Nous appartenons tous deux à cette même caste maudite. Je t’attends dans la salle de bains de l’étage.

Mais ce n’était pas une foule de beaux habits et de robes de soirée qu’il y avait, entre eux deux. Non. C’était le fantôme de la femme de ce type qu’il pouvait presque sentir à côté d’eux, dans le souffle froid du vent. C’étaient ses propres fantômes qui riaient grassement, côte à côte sous la pluie. C’était sa maladie. C’était l’embarras, le malaise. Ce foutu malaise qui entravait tout. C’était le silence.

Le silence qui sous-entendait tout. La honte. La confusion. Le désir de rapprochement, quel qu’il soit. Où qu’il soit.

Était-ce son imagination?

Le russe aurait pu laisser le parapluie là où il l’avait trouvé. Il aurait pu le lui remettre et repartir sans rien dire au bar à la course pour se protéger des éléments. Mais il était resté droit, sous la pluie, à lui avouer de ses inflexions rauques et gutturales ce qu’il avait perdu à jamais. Et à rester devant lui, en silence à chercher son regard. Un lien, peu importe.

Une bourrasque plus forte, aux odeurs hivernales lui fit presque échapper le parapluie. Il pesta et tenta tant bien que mal de ramener la laine humide contre lui.

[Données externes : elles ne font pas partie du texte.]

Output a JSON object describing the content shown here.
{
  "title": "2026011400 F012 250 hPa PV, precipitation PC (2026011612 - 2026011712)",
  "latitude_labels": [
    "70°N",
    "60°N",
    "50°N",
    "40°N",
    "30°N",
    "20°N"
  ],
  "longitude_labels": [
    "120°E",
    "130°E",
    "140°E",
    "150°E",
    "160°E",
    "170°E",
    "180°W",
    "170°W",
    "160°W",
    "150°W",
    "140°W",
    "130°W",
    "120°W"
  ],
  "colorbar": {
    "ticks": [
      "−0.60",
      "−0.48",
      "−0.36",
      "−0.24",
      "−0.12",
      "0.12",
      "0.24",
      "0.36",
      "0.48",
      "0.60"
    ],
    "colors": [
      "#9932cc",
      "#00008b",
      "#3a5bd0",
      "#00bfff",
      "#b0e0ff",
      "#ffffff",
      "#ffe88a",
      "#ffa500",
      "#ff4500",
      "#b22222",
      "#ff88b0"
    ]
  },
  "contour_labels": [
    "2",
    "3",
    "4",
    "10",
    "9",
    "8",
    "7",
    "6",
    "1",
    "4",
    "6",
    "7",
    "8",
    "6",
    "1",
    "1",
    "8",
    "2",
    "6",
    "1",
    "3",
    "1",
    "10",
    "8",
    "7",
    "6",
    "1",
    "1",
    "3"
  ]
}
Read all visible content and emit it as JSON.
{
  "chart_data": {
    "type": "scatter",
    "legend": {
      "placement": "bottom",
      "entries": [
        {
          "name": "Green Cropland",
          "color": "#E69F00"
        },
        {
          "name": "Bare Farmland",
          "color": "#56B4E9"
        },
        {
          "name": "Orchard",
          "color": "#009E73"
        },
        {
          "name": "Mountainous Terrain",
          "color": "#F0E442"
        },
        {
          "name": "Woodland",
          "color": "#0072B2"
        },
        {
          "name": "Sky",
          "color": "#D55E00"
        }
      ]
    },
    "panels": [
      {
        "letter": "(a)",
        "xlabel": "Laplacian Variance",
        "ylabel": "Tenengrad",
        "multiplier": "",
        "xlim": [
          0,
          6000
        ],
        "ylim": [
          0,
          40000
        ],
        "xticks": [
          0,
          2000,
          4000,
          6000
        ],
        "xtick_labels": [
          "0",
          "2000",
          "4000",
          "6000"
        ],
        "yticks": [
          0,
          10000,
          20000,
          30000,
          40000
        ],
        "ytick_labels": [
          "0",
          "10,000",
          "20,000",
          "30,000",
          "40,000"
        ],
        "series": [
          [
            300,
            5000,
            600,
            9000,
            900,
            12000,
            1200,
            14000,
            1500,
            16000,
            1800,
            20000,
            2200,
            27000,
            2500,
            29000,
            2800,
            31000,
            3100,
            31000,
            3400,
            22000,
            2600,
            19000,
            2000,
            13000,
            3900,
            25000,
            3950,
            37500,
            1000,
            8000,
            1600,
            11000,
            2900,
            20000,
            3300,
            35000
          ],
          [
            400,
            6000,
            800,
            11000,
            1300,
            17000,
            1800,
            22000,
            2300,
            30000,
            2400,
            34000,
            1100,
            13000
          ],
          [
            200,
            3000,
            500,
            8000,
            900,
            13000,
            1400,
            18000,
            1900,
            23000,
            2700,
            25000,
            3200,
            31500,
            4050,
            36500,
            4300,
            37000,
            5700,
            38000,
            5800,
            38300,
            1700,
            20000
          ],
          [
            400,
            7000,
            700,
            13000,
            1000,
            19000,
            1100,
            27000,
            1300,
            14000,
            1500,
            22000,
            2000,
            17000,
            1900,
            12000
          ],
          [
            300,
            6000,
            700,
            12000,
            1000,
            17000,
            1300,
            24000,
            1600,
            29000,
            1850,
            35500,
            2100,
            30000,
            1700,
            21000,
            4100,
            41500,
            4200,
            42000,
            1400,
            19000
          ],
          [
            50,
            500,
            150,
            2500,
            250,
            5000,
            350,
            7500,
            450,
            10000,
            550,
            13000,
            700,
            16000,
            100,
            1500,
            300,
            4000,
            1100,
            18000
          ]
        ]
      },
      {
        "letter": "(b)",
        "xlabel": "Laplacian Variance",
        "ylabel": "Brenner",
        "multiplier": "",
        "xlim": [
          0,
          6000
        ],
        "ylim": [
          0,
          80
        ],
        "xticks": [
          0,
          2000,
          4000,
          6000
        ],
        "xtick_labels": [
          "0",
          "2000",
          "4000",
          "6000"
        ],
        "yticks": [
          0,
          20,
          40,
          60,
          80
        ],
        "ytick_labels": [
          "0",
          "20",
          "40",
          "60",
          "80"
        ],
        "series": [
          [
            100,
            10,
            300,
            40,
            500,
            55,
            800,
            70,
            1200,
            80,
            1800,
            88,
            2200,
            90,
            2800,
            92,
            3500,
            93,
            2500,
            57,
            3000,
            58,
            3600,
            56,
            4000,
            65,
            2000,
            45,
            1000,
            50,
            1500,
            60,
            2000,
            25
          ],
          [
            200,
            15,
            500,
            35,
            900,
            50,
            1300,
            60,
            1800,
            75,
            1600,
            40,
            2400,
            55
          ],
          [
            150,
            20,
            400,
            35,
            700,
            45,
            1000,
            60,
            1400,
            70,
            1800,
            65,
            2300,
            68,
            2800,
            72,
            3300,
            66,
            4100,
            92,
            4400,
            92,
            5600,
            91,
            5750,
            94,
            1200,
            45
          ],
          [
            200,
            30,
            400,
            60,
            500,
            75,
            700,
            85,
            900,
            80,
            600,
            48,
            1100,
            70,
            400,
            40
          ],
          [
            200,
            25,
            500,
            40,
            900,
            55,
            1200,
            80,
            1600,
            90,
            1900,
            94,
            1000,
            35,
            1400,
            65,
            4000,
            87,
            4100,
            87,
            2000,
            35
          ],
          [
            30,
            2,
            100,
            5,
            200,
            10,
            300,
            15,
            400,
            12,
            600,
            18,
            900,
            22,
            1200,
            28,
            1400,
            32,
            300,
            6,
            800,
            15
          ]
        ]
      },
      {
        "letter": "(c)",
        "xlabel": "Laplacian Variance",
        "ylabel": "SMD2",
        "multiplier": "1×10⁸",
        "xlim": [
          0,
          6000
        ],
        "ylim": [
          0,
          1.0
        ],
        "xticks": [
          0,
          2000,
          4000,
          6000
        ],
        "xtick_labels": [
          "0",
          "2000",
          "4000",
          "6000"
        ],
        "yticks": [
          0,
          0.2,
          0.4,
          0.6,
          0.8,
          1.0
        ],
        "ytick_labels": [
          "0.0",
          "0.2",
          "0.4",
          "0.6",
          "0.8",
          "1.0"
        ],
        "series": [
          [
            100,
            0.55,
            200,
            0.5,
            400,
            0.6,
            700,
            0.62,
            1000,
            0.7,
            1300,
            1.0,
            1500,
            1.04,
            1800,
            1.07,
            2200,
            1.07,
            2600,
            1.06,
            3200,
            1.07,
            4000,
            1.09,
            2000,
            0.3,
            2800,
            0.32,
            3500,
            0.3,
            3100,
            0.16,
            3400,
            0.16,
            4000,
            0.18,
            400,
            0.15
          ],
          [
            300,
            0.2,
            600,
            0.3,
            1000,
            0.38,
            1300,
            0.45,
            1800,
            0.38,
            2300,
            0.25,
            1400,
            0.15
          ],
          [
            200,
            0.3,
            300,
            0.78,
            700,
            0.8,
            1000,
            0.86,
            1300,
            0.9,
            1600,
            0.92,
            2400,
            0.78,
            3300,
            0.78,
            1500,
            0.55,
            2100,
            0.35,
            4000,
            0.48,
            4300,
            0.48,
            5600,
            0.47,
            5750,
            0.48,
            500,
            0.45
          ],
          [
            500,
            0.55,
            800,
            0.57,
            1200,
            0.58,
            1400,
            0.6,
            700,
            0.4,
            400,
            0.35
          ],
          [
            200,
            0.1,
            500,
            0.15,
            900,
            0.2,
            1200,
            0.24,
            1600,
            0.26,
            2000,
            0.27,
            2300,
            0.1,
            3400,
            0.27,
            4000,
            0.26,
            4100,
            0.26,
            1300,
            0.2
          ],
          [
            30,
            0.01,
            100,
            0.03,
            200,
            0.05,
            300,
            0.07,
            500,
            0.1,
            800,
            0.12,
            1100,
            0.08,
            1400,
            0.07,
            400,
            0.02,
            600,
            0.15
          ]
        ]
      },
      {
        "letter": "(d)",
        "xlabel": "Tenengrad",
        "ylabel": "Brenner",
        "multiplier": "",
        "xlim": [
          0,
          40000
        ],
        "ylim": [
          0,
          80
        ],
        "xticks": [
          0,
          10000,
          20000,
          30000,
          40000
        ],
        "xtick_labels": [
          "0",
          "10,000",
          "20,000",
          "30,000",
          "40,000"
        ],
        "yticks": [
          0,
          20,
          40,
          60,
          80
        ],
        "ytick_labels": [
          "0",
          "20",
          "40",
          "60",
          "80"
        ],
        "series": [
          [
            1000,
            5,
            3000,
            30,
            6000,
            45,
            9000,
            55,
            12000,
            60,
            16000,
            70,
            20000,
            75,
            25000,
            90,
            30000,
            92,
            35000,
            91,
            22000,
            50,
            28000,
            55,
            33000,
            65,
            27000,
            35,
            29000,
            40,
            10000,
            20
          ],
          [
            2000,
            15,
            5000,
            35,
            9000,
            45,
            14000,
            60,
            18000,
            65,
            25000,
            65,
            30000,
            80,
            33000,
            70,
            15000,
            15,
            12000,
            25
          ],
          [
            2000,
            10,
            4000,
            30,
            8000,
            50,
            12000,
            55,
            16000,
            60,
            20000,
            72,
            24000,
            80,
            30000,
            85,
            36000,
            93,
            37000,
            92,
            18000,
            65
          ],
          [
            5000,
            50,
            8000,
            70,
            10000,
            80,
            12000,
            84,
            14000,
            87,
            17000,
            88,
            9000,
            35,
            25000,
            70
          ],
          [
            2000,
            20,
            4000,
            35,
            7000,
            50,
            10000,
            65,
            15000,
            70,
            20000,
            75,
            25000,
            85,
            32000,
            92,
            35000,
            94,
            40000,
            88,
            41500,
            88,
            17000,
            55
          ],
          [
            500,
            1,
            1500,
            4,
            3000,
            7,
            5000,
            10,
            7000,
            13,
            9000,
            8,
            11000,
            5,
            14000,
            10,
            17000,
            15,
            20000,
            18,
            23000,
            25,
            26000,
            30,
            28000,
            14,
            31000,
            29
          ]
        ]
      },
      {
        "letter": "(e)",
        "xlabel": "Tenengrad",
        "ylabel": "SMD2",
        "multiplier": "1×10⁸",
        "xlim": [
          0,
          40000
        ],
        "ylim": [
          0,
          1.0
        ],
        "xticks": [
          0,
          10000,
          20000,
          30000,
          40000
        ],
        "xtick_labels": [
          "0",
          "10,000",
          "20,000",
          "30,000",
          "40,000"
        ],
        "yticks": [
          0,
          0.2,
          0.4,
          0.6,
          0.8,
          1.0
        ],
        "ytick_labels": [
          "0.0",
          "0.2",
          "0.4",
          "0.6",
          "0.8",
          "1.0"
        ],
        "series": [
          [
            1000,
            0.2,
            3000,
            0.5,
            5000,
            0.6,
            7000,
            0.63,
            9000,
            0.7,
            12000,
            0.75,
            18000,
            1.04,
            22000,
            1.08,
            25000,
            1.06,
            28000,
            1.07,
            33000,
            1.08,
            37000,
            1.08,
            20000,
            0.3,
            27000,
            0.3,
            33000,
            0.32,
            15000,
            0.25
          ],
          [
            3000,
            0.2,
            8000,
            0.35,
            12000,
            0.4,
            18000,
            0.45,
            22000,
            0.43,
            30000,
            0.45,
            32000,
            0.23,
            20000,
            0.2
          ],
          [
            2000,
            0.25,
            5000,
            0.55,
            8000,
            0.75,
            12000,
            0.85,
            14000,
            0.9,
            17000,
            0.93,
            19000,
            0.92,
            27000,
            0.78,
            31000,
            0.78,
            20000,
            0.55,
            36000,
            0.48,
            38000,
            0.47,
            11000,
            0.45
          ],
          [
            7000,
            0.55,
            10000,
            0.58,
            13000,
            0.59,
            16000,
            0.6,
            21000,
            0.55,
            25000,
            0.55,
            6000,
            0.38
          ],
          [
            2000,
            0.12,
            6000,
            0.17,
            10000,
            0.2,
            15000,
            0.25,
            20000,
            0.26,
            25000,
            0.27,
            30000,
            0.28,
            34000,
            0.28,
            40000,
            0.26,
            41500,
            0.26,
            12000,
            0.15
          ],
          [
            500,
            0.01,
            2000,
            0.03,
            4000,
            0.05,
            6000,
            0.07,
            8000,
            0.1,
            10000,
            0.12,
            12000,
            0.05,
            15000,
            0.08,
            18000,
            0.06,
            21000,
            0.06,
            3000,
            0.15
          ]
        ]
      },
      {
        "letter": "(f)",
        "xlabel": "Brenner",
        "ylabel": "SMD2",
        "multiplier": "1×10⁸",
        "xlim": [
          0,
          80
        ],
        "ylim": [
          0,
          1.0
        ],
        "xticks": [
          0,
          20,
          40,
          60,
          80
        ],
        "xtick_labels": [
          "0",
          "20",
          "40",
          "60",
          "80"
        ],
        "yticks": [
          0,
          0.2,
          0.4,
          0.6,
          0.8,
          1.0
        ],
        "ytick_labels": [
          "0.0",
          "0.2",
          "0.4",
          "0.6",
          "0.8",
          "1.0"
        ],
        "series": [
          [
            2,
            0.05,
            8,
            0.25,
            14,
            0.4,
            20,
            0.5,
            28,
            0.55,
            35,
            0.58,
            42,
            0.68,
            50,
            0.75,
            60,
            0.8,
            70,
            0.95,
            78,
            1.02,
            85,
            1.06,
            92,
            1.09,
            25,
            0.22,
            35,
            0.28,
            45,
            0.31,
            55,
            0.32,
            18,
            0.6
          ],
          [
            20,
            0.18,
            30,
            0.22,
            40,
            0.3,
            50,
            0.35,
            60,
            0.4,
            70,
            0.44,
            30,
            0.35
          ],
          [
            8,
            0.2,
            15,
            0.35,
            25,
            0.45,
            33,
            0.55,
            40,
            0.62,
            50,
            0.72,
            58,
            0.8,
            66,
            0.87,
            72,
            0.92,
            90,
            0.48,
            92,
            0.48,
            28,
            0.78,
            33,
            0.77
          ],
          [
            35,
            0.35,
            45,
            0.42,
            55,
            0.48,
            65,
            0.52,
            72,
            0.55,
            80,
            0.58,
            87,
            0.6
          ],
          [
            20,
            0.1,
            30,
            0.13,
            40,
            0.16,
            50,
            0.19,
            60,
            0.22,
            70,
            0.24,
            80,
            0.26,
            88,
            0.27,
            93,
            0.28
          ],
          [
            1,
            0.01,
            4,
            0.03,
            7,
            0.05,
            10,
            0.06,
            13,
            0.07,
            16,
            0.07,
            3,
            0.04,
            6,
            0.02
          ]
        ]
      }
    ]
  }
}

« Ouais, allons chercher ton blouson et ton mathos, pour commencer, hein? »

Pour commencer.

Alors qu’ils retournaient vers le bar, sans un mot, le jeune homme crut que sa tête allait exploser. Les voix s’entrechoquaient maintenant encore plus rageusement. Le Queens. Une demie-heure. Il impliquait qu’il avait une voiture. C’était ça, non? Devait-il simplement abandonner son compère sous le toit rassurant du bar et reprendre la route seul sous l’averse jusqu’au métro? Offrir de lui payer le taxi jusque dans le Queens? Lui demander voir s’il ne voulait pas reconduire chez lui? À deux heures du matin, comme ça, depuis le Bronx jusqu’à Upper West Side? Vraiment? Alors que le type aurait moins de route à faire pour s’écraser au chaud dans son propre lit? L’inviter chez lui? Il n’avait jamais ramené de mecs. Jamais. Trop dangereux. Ça se passait dans les allées, derrière les bars londoniens. Dans les toilettes. Dans des chambres d’hôtel impersonnelles qui se payaient en argent comptant. Là, où personne n’accusait personne de ces tendances honteuses qu’il fallait cacher à tout prix, de peur d’être déshérité au petit matin et de n’être plus personne, pour qui que ce soit.

Voulait-il vraiment prendre le risque de l’inviter chez lui?!

Ils étaient arrivés. Devant ce foutu lampadaire qui n’avait pas survécu au déluge. Serrant davantage le métal de la poignée dans sa main, il baissa légèrement la tête pour rencontrer à nouveau ce regard mélancolique rivé sur lui. Il resta un moment à les contempler, en silence. Puis, il se détourna vers le visage vers la porte, en se mordant la lèvre.

Tanpis.

Tanpis si l’autre ne comprenait pas son innuendo. Tanpis si le chanteur ne le comprenait que trop bien et lui dise qu’il avait tout faux. Qu’il le traite d’opportuniste. Tanpis s’il le repoussait. Tanpis s’il finissait avec un œil au beurre noir.

Tanpis.

Tanpis pour le putain de concierge de son immeuble. On était vendredi soir, bon dieu. Il pouvait faire ce qu’il voulait, non? Et les autres jeunes de son âge invitaient bien leurs potes chez eux. Pour prendre un coup et discuter. Juste discuter. De n’importe quoi. De filles. De leur boulot. De leurs études. De la vie. Tanpis pour Auntie Grace. Elle était à moitié sourde, de toute façon. Elle n’entendait ce qu’elle voulait bien entendre et c’était tout. Elle n’entendrait pas ce qu’il avait en tête. À cette heure, elle serait couchée, la vieille conne. Tanpis, tanpis, tanpis.

Il s’humecta et les lèvres et se racla la gorge.

« J’habite juste à l’ouest de Central Park*. Je peux te passer une serviette et un pull sec, si tu veux. »

Il lança une œillade vers le russe et sortit son étui à cigarette pour masquer son embarras. Maladroitement, jonglant avec le parapluie, il s’en alluma une et fixa la porte, en pinçant les lèvres, n’osant pas déchiffrer l’expression du beau visage triste en face de lui.

« Allez ne reste pas là, Mate. Tu grelottes. Va au chaud chercher ta guitare et ta veste pendant que je fume ma clope. »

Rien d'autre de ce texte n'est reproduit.